The nomination has been adopted by the Democrats in convention assembled. This was an event which the supporters of President Grant declared impossible. I do not see how it can be regarded otherwise than as a peace-offering. As such it is of infinite value. The Past is rejected, and a new Future is begun with the promise of concord. Here is no ordinary incident. It is a Revolution, and its success in pacifying the country will be in proportion to its acceptance by us. I dare not neglect the great opportunity, nor can I stand aloof. It is in harmony with my life, which places Peace above all things except the Rights of Man. Thus far, in constant efforts for the colored race, I have sincerely sought the good of all, which I was sure would be best obtained in fulfilling the promises of the Declaration of Independence, making all equal in rights. The spirit in which I acted appears in an early speech, where I said: “Nothing in hate; nothing in vengeance.”[176] My object was security for Human Rights. Most anxiously I have looked for the time, which seems now at hand, when there should be reconciliation, not only between the North and South, but between the two races, so that the two sections and the two races may be lifted from the ruts and grooves in which they are now fastened, and, instead of _irritating antagonism_ without end, there shall be _sympathetic coöperation_.
The existing differences ought to be ended. There is a time for all things, and we are admonished by a wide-spread popular uprising, bursting the bonds of party, that the time has come for estrangement to cease between people who by the ordinance of God must live together. Gladly do I welcome the happy signs; nor can I observe without regret the colored people in organized masses resisting the friendly overtures, even to the extent of intimidating those who are the other way. It is for them to consider carefully whether they should not take advantage of the unexpected opening, and recognize the “bail-bond” given at Baltimore as the assurance of peace, and unite with me in holding the parties to the full performance of its conditions. Provided always that their rights are fixed, I am sure it cannot be best for the colored people to band together in a hostile camp, provoking antagonism and keeping alive the separation of races.
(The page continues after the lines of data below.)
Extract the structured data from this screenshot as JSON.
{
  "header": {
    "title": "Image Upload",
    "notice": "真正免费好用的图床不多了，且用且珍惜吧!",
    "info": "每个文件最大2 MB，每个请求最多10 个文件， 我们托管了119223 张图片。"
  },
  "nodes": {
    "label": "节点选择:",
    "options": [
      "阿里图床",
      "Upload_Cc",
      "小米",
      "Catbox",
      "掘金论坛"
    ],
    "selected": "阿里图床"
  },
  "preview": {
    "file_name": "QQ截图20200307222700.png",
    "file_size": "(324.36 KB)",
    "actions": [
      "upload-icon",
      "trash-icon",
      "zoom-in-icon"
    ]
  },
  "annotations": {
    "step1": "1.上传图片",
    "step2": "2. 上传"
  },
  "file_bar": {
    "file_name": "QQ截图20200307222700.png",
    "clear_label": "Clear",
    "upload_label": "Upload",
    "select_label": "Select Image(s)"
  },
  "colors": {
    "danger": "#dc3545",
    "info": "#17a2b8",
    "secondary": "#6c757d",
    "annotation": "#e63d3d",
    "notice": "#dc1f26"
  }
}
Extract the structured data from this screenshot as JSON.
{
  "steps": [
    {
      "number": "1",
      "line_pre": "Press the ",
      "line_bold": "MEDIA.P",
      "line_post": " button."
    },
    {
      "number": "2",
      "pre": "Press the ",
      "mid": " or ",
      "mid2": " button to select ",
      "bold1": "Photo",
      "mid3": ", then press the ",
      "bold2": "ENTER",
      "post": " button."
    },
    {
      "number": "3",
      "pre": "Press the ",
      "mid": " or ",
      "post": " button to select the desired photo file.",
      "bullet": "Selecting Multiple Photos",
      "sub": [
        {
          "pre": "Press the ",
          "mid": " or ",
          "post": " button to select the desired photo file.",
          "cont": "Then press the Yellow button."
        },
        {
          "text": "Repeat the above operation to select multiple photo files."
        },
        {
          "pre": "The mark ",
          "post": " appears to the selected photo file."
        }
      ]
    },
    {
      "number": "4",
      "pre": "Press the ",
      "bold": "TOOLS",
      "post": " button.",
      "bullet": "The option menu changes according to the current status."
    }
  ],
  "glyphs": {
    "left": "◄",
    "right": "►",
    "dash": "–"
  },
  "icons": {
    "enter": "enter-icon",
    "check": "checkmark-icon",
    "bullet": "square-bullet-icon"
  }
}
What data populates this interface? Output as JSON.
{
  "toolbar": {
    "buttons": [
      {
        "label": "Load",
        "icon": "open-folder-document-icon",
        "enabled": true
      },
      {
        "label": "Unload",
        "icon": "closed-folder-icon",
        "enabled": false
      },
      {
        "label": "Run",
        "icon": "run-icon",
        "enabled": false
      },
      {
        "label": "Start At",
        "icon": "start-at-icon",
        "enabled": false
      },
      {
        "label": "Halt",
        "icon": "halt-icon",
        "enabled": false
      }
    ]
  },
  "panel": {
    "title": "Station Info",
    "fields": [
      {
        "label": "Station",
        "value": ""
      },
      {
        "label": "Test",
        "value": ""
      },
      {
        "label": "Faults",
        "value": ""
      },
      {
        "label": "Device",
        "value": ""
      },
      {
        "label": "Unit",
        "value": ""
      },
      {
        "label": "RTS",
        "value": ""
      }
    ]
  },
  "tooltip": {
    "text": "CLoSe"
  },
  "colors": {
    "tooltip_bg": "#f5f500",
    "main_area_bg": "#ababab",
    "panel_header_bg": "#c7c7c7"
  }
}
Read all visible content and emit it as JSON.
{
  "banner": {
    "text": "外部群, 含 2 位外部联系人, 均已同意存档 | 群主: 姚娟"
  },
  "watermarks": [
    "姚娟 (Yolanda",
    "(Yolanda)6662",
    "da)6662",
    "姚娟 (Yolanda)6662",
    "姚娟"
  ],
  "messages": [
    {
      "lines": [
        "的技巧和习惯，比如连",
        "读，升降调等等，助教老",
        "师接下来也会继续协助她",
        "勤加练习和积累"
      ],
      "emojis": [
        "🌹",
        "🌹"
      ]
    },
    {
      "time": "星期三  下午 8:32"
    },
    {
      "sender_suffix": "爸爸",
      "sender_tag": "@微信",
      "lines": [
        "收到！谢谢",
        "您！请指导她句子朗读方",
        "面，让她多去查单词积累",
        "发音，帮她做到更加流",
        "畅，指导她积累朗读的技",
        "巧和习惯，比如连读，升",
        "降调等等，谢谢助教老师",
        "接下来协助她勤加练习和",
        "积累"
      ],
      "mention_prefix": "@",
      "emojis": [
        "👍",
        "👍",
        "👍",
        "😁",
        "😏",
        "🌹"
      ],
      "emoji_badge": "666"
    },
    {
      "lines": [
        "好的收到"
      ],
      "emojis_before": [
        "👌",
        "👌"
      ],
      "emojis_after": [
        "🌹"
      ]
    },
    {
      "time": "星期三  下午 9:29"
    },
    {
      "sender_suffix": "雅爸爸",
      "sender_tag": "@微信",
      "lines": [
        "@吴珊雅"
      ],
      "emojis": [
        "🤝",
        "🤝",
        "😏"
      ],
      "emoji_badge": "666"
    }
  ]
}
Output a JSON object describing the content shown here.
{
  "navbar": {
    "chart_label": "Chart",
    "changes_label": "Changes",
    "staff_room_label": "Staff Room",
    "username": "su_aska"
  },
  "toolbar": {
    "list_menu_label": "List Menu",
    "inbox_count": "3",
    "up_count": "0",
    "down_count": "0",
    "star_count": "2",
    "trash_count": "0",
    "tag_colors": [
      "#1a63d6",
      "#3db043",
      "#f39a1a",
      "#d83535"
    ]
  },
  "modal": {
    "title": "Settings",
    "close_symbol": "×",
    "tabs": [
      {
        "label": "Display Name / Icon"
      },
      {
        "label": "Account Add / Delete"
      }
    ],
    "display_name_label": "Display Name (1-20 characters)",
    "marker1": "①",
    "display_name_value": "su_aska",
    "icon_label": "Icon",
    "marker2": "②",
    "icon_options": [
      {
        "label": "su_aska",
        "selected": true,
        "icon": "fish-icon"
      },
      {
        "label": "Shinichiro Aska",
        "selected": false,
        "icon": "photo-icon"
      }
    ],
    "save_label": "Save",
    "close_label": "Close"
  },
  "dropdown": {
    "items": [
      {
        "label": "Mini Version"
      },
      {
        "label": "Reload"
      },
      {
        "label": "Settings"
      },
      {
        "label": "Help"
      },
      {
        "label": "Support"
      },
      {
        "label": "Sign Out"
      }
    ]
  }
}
Above all, there must be no intimidation; but every voter must act freely, without constraint from league or lodge. Much better will it be when the two political parties compete for your votes, each anxious for your support. Only then will that citizenship by which you are entitled to the equal rights of all have its natural fruits. Only then will there be that harmony which is essential to a true civilization.
The present position of the colored citizen is perilous. He is exposed to injurious pressure where he needs support. But I see no early extrication except in the way now proposed. Let him cut adrift from managers who would wield him merely as a political force, with little regard to his own good, and bravely stand by the candidate who has stood by him. If Democrats unite with him, so much the better. The association, once begun, must naturally ripen in common friendship and trust.